Tra la fine delle vacanze e il rientro c’è un tempo strano, una terra di mezzo che non appartiene né alla terra che si sta per abbandonare né a quella che si sta per raggiungere.
È un tempo di attesa. Per noi ansiosi, è come il tempo prima di partire, prima di uscire di casa verso stazioni o aeroporti. È un tempo di inquietudine, di passaggio, dove lo stato d’animo non si può calare in un luogo preciso.
Patisco un po’ questo tempo, e vorrei affrettarlo. Qui non riesco a concentrarmi, passo da un’attività ad un’altra, senza esserci per nessuna.
Allora, tanto vale finire di pulire i mobili della cucina: quei lavori radicali, in cui svuoti mobiletto per mobiletto, butti via quel che non serve più, lavi e rimetti tutto dentro in bell’ordine.
E poi rimiri l’opera, che è poi il momento di maggiore soddisfazione. È anche un’attività meditativa: lo zen e l’arte di pulire la cucina. Funziona anche con la pulizia del bagno. (Per me non funziona con il cambio di stagione negli armadi, attività che detesto e che mi richiede dosi massicce di autocontrollo e di continue ripetizioni di mantra per evitare di scaraventare tutto fuori dalla finestra).

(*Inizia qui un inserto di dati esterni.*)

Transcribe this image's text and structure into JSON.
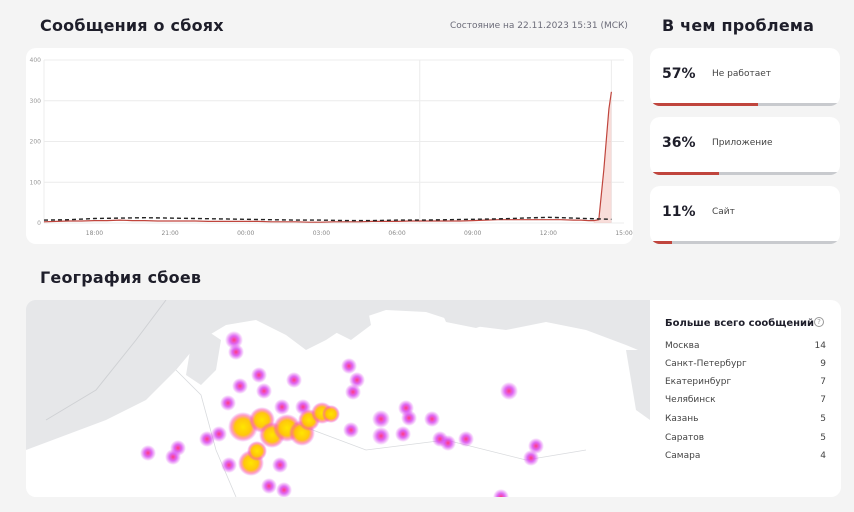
{
  "header": {
    "title": "Сообщения о сбоях",
    "status": "Состояние на 22.11.2023 15:31 (МСК)"
  },
  "chart_data": {
    "type": "line",
    "x_ticks": [
      "18:00",
      "21:00",
      "00:00",
      "03:00",
      "06:00",
      "09:00",
      "12:00",
      "15:00"
    ],
    "y_ticks": [
      0,
      100,
      200,
      300,
      400
    ],
    "ylim": [
      0,
      400
    ],
    "series": [
      {
        "style": "solid",
        "color": "#c0453d",
        "x": [
          0,
          0.5,
          1,
          1.5,
          2,
          2.5,
          3,
          3.5,
          4,
          4.5,
          5,
          5.5,
          6,
          6.5,
          7,
          7.5,
          8,
          8.5,
          9,
          9.5,
          10,
          10.5,
          11,
          11.5,
          12,
          12.5,
          13,
          13.5,
          14,
          14.5,
          15,
          15.5,
          16,
          16.5,
          17,
          17.5,
          18,
          18.5,
          19,
          19.5,
          20,
          20.5,
          21,
          21.3,
          21.6,
          21.8,
          22,
          22.2,
          22.4,
          22.5
        ],
        "values": [
          3,
          4,
          5,
          5,
          6,
          6,
          7,
          6,
          6,
          5,
          5,
          5,
          5,
          4,
          4,
          4,
          4,
          4,
          3,
          3,
          3,
          2,
          2,
          3,
          3,
          3,
          4,
          4,
          4,
          5,
          5,
          5,
          5,
          5,
          6,
          7,
          8,
          8,
          8,
          8,
          8,
          8,
          7,
          7,
          6,
          6,
          8,
          130,
          280,
          322
        ]
      },
      {
        "style": "dashed",
        "color": "#222222",
        "x": [
          0,
          1,
          2,
          3,
          4,
          5,
          6,
          7,
          8,
          9,
          10,
          11,
          12,
          13,
          14,
          15,
          16,
          17,
          18,
          19,
          20,
          21,
          22,
          22.5
        ],
        "values": [
          7,
          8,
          11,
          12,
          13,
          12,
          11,
          10,
          9,
          8,
          7,
          7,
          6,
          6,
          7,
          7,
          8,
          9,
          10,
          12,
          14,
          12,
          10,
          9
        ]
      }
    ]
  },
  "problems": {
    "title": "В чем проблема",
    "items": [
      {
        "pct": "57%",
        "label": "Не работает",
        "fill": 0.57
      },
      {
        "pct": "36%",
        "label": "Приложение",
        "fill": 0.36
      },
      {
        "pct": "11%",
        "label": "Сайт",
        "fill": 0.11
      }
    ]
  },
  "geography": {
    "title": "География сбоев",
    "top_title": "Больше всего сообщений",
    "info_icon": "?",
    "cities": [
      {
        "name": "Москва",
        "value": "14"
      },
      {
        "name": "Санкт-Петербург",
        "value": "9"
      },
      {
        "name": "Екатеринбург",
        "value": "7"
      },
      {
        "name": "Челябинск",
        "value": "7"
      },
      {
        "name": "Казань",
        "value": "5"
      },
      {
        "name": "Саратов",
        "value": "5"
      },
      {
        "name": "Самара",
        "value": "4"
      }
    ]
  },
  "colors": {
    "accent": "#c0453d",
    "heat_low": "#d94cf0",
    "heat_high": "#ffe600"
  }
}
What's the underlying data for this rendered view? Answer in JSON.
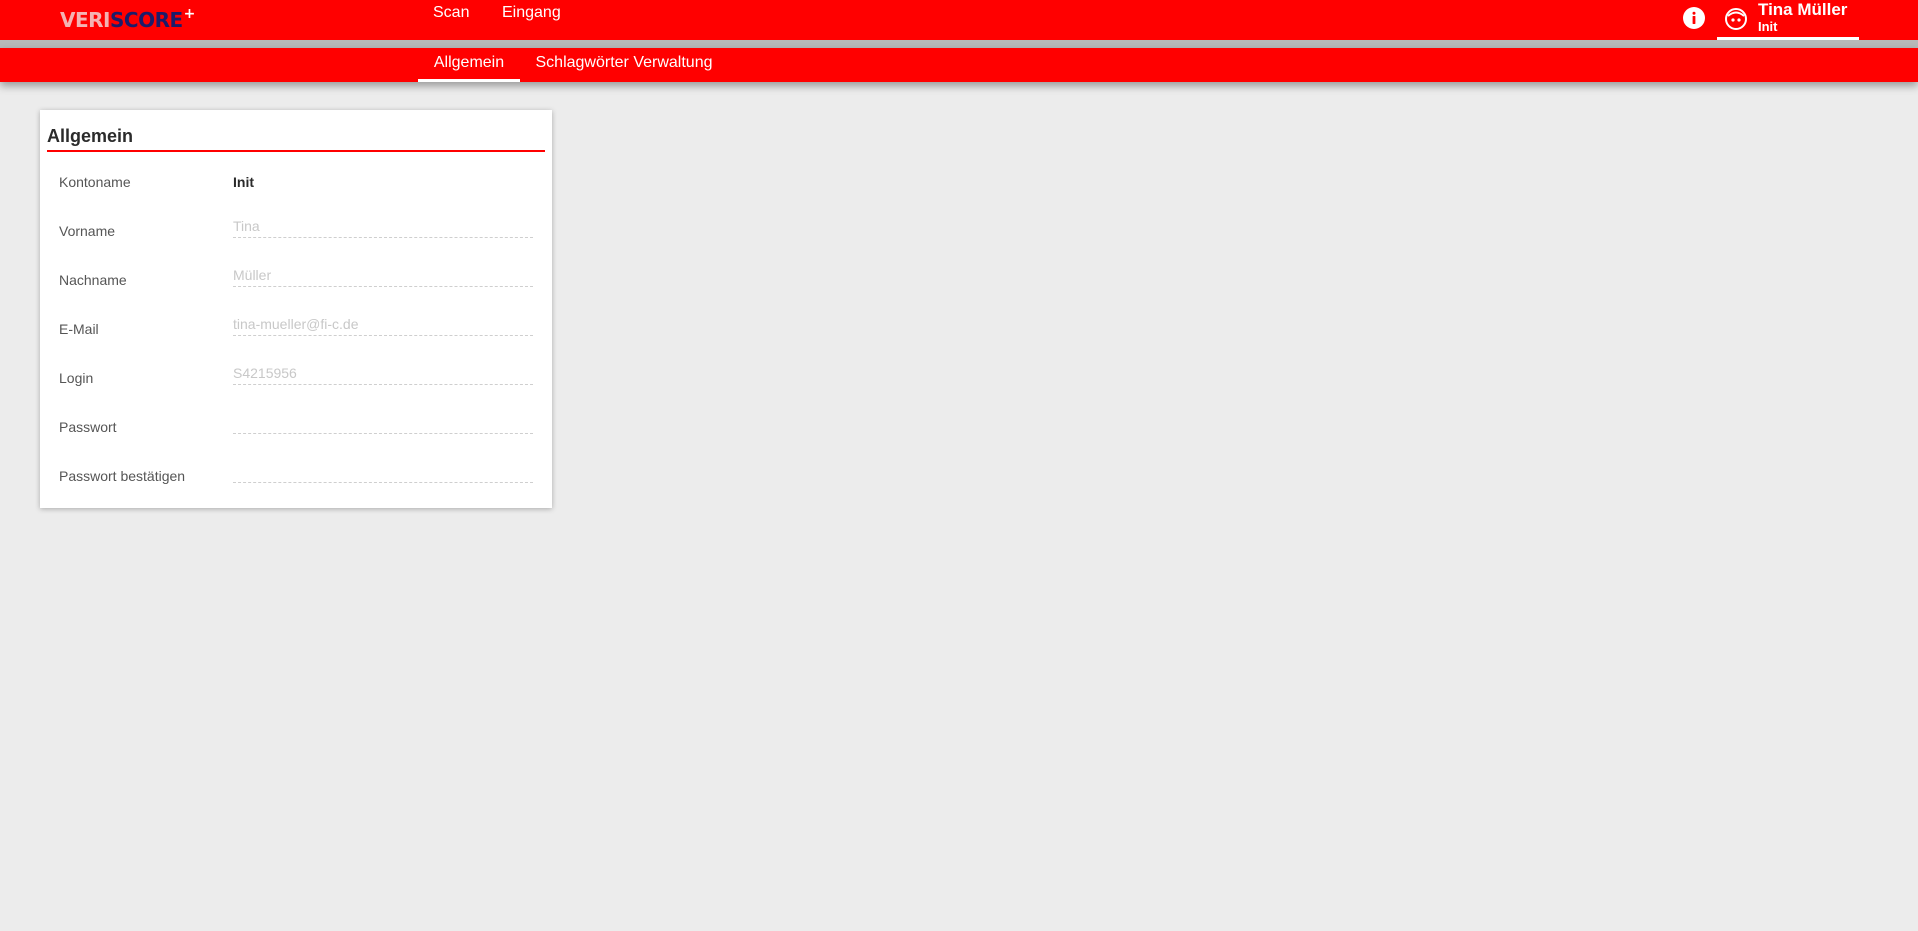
{
  "app": {
    "logo_part1": "VERI",
    "logo_part2": "SCORE",
    "logo_plus": "+"
  },
  "topnav": {
    "items": [
      "Scan",
      "Eingang"
    ]
  },
  "user": {
    "name": "Tina Müller",
    "account": "Init"
  },
  "subnav": {
    "tabs": [
      "Allgemein",
      "Schlagwörter Verwaltung"
    ],
    "active": "Allgemein"
  },
  "card": {
    "title": "Allgemein",
    "kontoname_label": "Kontoname",
    "kontoname_value": "Init",
    "fields": [
      {
        "label": "Vorname",
        "value": "",
        "placeholder": "Tina"
      },
      {
        "label": "Nachname",
        "value": "",
        "placeholder": "Müller"
      },
      {
        "label": "E-Mail",
        "value": "",
        "placeholder": "tina-mueller@fi-c.de"
      },
      {
        "label": "Login",
        "value": "",
        "placeholder": "S4215956"
      },
      {
        "label": "Passwort",
        "value": "",
        "placeholder": ""
      },
      {
        "label": "Passwort bestätigen",
        "value": "",
        "placeholder": ""
      }
    ]
  },
  "colors": {
    "accent": "#ff0000",
    "background": "#ececec",
    "separator": "#b8b8b8"
  },
  "icons": {
    "info": "info-icon",
    "user": "user-avatar-icon"
  }
}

Comunque, ieri ho letto questa frase di Etty Hillesum: “…e le forze si rigenerano a ogni piccolo compito di cui mi faccio carico”.
I compiti imbrigliano le energie vaganti, offrono contenimento alla libertà dispersiva. E l’assunzione di responsabilità ci radica nella vita, nella realtà. Il quotidiano non è sempre così rigenerante, ma forse a volte dipende anche dallo spirito con cui lo viviamo: ci tira giù se siamo in rivolta contro di lui, o se non riusciamo a metterci nulla di nostro. Tant’è. Oggi l’attività zen di pulizia ha svolto la sua funzione, ha raccolto l’inquietudine e l’ha fatta scorrere. Ora posso tornare con più concentrazione al mio libro.